The Santa Cruz ironwood Lyonothamnus floribundus aspleniifolius is native to several of the Channel Islands. Its fern-shaped leaves and stringy bark make it an interesting addition to a SoCal garden.

Thick shade is provided courtesy of trees that bear a resemblance to their mainland relatives, including Channel Islands scrub oak Quercus pacifica, Island oak Quercus tomentella, Island mountain mahogany Cercocarpus betuloides blancheae, Catalina cherry Prunus ilicifolia lyonii, and Catalina ironwood Lyonothamnus floribundus.

The white flowers of California buckwheat Eriogonum fasciculatum that dot coastal sage scrub habitat are also a good choice for pollinator gardens, where they attract bees (like the one at the top of this article) and butterflies.

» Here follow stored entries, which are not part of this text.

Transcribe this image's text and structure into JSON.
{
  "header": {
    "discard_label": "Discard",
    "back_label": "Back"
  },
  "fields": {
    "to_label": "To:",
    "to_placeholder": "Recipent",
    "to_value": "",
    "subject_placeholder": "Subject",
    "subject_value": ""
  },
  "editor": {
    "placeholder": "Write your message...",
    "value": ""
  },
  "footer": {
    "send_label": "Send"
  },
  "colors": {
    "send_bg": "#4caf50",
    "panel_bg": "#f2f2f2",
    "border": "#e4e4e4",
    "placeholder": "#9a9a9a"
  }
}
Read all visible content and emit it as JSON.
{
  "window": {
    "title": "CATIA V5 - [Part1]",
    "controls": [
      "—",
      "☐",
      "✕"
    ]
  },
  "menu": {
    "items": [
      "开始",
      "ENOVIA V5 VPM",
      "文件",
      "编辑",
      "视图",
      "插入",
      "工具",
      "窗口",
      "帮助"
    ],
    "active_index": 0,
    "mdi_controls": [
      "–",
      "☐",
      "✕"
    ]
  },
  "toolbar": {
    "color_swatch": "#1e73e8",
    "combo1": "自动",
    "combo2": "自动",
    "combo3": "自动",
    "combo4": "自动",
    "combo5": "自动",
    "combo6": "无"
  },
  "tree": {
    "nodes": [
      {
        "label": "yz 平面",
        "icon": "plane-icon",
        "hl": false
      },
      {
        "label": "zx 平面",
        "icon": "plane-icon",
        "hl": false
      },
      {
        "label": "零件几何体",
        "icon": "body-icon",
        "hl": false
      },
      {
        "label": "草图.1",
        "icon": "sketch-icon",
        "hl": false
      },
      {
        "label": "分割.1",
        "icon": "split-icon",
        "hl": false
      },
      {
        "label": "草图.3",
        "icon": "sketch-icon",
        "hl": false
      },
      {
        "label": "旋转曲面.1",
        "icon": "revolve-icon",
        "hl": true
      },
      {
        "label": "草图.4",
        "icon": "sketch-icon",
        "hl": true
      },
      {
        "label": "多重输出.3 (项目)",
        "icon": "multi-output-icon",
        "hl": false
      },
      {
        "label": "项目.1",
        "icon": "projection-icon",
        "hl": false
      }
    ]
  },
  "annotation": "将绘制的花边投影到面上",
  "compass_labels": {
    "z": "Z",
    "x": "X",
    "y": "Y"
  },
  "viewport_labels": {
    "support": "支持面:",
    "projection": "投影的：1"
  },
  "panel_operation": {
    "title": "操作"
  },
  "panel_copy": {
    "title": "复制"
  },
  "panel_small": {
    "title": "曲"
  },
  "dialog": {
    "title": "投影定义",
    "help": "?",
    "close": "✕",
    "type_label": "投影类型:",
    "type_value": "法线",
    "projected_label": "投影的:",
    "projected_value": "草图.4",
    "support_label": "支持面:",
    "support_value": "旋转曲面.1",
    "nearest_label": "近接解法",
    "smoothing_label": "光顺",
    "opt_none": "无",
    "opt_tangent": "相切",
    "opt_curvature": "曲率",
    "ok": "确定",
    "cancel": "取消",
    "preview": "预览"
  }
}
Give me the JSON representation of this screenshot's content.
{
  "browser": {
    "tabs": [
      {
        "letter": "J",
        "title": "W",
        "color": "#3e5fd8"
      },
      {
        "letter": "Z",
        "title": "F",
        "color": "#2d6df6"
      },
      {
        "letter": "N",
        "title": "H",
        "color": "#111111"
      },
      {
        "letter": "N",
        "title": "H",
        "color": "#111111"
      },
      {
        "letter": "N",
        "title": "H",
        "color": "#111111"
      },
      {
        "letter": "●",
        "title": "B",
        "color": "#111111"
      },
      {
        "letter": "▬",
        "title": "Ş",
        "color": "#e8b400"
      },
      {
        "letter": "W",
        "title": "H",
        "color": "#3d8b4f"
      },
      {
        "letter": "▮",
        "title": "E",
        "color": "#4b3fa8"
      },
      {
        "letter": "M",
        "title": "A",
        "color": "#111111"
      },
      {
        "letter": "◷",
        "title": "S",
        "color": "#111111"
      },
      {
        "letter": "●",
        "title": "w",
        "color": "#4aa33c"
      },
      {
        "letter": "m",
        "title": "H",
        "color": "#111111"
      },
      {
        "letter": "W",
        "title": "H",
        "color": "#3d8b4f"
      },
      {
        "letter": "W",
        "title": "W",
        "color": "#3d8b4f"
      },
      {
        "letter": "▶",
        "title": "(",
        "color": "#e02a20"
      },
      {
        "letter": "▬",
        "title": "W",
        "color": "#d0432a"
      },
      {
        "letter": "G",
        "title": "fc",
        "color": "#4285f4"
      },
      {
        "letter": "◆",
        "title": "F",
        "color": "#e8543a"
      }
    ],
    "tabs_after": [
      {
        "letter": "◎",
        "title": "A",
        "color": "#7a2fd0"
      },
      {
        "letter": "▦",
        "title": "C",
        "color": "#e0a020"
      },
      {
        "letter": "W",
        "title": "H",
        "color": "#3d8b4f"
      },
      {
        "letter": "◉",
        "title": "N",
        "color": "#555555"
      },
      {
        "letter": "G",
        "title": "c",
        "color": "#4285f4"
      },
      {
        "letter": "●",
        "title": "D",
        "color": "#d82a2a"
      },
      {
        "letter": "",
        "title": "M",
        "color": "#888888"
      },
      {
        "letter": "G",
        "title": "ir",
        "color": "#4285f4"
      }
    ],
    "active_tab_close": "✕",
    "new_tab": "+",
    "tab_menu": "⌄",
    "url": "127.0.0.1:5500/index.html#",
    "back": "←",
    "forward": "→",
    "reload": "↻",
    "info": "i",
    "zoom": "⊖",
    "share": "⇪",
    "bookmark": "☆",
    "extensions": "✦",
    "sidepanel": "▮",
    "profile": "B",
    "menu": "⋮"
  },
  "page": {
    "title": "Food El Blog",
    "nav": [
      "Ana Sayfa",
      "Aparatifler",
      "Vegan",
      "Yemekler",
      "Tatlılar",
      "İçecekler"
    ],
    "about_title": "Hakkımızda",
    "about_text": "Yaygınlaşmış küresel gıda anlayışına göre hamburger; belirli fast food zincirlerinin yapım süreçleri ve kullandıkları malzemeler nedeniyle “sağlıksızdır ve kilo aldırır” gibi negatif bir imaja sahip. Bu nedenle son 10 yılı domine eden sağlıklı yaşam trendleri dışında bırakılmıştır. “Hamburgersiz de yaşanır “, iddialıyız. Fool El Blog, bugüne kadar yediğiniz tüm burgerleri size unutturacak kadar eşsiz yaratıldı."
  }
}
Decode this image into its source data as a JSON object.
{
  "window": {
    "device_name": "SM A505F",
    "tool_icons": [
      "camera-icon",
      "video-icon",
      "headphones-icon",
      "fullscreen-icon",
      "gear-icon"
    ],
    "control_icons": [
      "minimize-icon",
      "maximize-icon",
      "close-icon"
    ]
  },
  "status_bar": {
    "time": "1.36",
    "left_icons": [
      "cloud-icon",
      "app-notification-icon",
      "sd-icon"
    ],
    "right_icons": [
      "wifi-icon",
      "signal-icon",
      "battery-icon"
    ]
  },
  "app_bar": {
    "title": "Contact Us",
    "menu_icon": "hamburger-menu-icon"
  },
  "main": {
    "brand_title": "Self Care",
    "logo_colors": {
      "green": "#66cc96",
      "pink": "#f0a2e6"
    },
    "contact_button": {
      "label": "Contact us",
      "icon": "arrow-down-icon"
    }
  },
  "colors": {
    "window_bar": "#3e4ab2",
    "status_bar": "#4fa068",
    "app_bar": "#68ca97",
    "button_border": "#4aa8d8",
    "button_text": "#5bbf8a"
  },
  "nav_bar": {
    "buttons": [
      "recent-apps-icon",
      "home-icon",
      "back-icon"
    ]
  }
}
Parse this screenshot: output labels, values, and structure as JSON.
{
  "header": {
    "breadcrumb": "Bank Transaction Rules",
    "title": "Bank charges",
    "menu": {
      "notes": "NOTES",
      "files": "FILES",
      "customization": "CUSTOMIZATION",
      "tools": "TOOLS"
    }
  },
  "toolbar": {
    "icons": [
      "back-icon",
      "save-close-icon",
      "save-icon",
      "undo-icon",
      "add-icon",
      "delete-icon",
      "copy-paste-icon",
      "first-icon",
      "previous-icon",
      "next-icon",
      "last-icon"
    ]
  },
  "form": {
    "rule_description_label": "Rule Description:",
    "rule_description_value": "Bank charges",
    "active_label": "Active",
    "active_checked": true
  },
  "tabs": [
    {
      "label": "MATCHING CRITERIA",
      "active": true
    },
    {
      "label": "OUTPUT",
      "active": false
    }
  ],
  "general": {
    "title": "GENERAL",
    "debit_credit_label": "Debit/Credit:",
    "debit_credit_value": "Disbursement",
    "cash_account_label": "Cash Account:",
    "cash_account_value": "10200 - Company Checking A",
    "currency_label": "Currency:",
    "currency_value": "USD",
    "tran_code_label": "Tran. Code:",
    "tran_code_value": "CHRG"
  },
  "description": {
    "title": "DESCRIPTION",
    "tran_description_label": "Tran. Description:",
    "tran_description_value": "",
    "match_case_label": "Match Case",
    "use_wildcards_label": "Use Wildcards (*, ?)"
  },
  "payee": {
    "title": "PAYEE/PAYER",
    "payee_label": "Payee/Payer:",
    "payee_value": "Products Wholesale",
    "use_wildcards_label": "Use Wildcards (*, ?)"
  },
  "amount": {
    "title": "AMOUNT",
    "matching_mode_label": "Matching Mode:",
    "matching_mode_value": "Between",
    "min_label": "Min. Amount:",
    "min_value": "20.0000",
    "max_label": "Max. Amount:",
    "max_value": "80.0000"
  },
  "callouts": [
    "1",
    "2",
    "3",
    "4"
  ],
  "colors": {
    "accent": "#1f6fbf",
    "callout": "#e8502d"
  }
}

“I want people to know that natives can be spectacular, and many can make good garden plants,” says Dillane, who calls the garden a “place of education.” Because many plants have ID signs, “You can see a plant’s name and know what you’ve been seeing on your hikes. Or, next time you see one, maybe you’ll recognize it.” We hope this peek at the Nativescapes Garden inspires you to explore these plants in the wild, to plant native species in your own yard, or just to bask in their beauty at the Safari Park.